Focussing on the gzip
case:
The way I see it, possible approaches depend on the use case. For instance, if the length of a possibly compressed response
is expected to be small, one can try decompressing to test if it was compressed in the first place.
;; get sample data for testing
(setq response
(with-temp-buffer
(set-buffer-multibyte nil)
(shell-command "curl --silent 'http://api.stackexchange.com/2.2/filter/create'" t)
(buffer-string)))
(Now I can test the code below using data in response
.)
(defun zlib-compressed-p (string)
"Return t if STRING is compressed with zlib, nil otherwise."
(when (not (zlib-available-p))
(error "This function requires zlib!"))
(with-temp-buffer
(set-buffer-multibyte nil)
(insert string)
(if (zlib-decompress-region (point-min) (point-max))
t
nil)))
A small modification returns human-readable data regardless of whether it was compressed:
(defun zlib-decompress-if-compressed (string)
"Decompress STRING if it is recognized as a compressed
unibyte string by zlib, otherwise return STRING unchanged.
Requires zlib."
(when (not (zlib-available-p))
(error "zlib-decompress-if-compressed requires zlib!"))
(with-temp-buffer
(set-buffer-multibyte nil)
(insert string)
(if (zlib-decompress-region (point-min) (point-max))
(buffer-string)
string)))
As far as I know, zlib
is the only compression library Emacs can be compiled with, so we can't handle other formats this way.
The original question states "I have the compressed data in a variable called response
...", and zlib-decompress-if-compressed
can process it without writing it to a file. It is easy to create versions that takes a file name:
(defun zlib-file-compressed-p (filename)
"Return t if file is compressed with zlib, nil otherwise."
(with-temp-buffer
(set-buffer-multibyte nil)
(insert-file-contents-literally filename nil)
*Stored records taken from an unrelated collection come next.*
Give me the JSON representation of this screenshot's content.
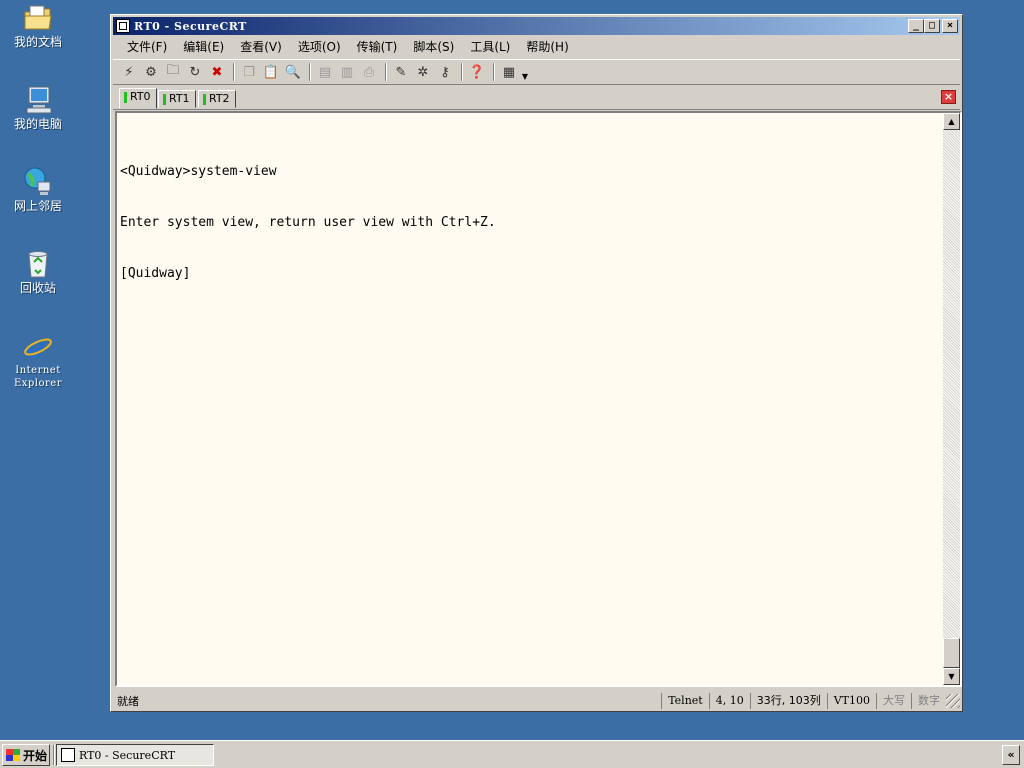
{
  "desktop": {
    "icons": [
      {
        "label": "我的文档",
        "icon": "my-documents-icon"
      },
      {
        "label": "我的电脑",
        "icon": "my-computer-icon"
      },
      {
        "label": "网上邻居",
        "icon": "network-places-icon"
      },
      {
        "label": "回收站",
        "icon": "recycle-bin-icon"
      },
      {
        "label_line1": "Internet",
        "label_line2": "Explorer",
        "icon": "internet-explorer-icon"
      }
    ]
  },
  "window": {
    "title": "RT0 - SecureCRT",
    "controls": {
      "minimize": "_",
      "maximize": "□",
      "close": "×"
    }
  },
  "menubar": {
    "items": [
      "文件(F)",
      "编辑(E)",
      "查看(V)",
      "选项(O)",
      "传输(T)",
      "脚本(S)",
      "工具(L)",
      "帮助(H)"
    ]
  },
  "tabs": [
    {
      "label": "RT0",
      "active": true
    },
    {
      "label": "RT1",
      "active": false
    },
    {
      "label": "RT2",
      "active": false
    }
  ],
  "terminal": {
    "lines": [
      "<Quidway>system-view",
      "Enter system view, return user view with Ctrl+Z.",
      "[Quidway]"
    ]
  },
  "statusbar": {
    "ready": "就绪",
    "protocol": "Telnet",
    "cursor_pos": "4,  10",
    "size": "33行, 103列",
    "emulation": "VT100",
    "caps": "大写",
    "num": "数字"
  },
  "taskbar": {
    "start_label": "开始",
    "task_label": "RT0 - SecureCRT",
    "tray_label": "«"
  }
}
(zlib-compressed-p (buffer-string))))
(defun zlib-decompress-file (filename)
"Return the contents of the file FILENAME as a string,
decompressed using zlib if the file is recognized as compressed.
If the file is not compressed with zlib, return its contents
literally."
(with-temp-buffer
(set-buffer-multibyte nil)
(insert-file-contents-literally filename nil)
(zlib-decompress-if-compressed (buffer-string))))
For other formats, or if a response
is too long to attempt decompressing, one can check if the first two bytes of a string match the magic number defined by the gzip file format specification.
(defun gzip-check-magic (data)
"Check if the first two bytes of a string in DATA match magic
numbers identifying the gzip file format. See
http://www.gzip.org/zlib/rfc-gzip.html for the file format
description."
(equal (substring (string-as-unibyte data) 0 2) (unibyte-string 31 139)))
(defun gzip-compressed-p (filename)
"Check if the file FILENAME is gzip-compressed by checking
magic numbers identifying the gzip file format. See
`gzip-check-magic' for details."
(let ((first-two-bytes (with-temp-buffer
(set-buffer-multibyte nil)
(insert-file-contents-literally filename nil 0 2)
(buffer-string))))
(gzip-check-magic first-two-bytes)))
This method is also limited to gzip
, may give a false positive result, but is truly cross-platform.
(It can be extended to other formats that use "magic numbers" to identify the format, for example bzip2, but this is certainly not scalable.)
Overall, using call-process
and file
or similar seems to be the most flexible approach.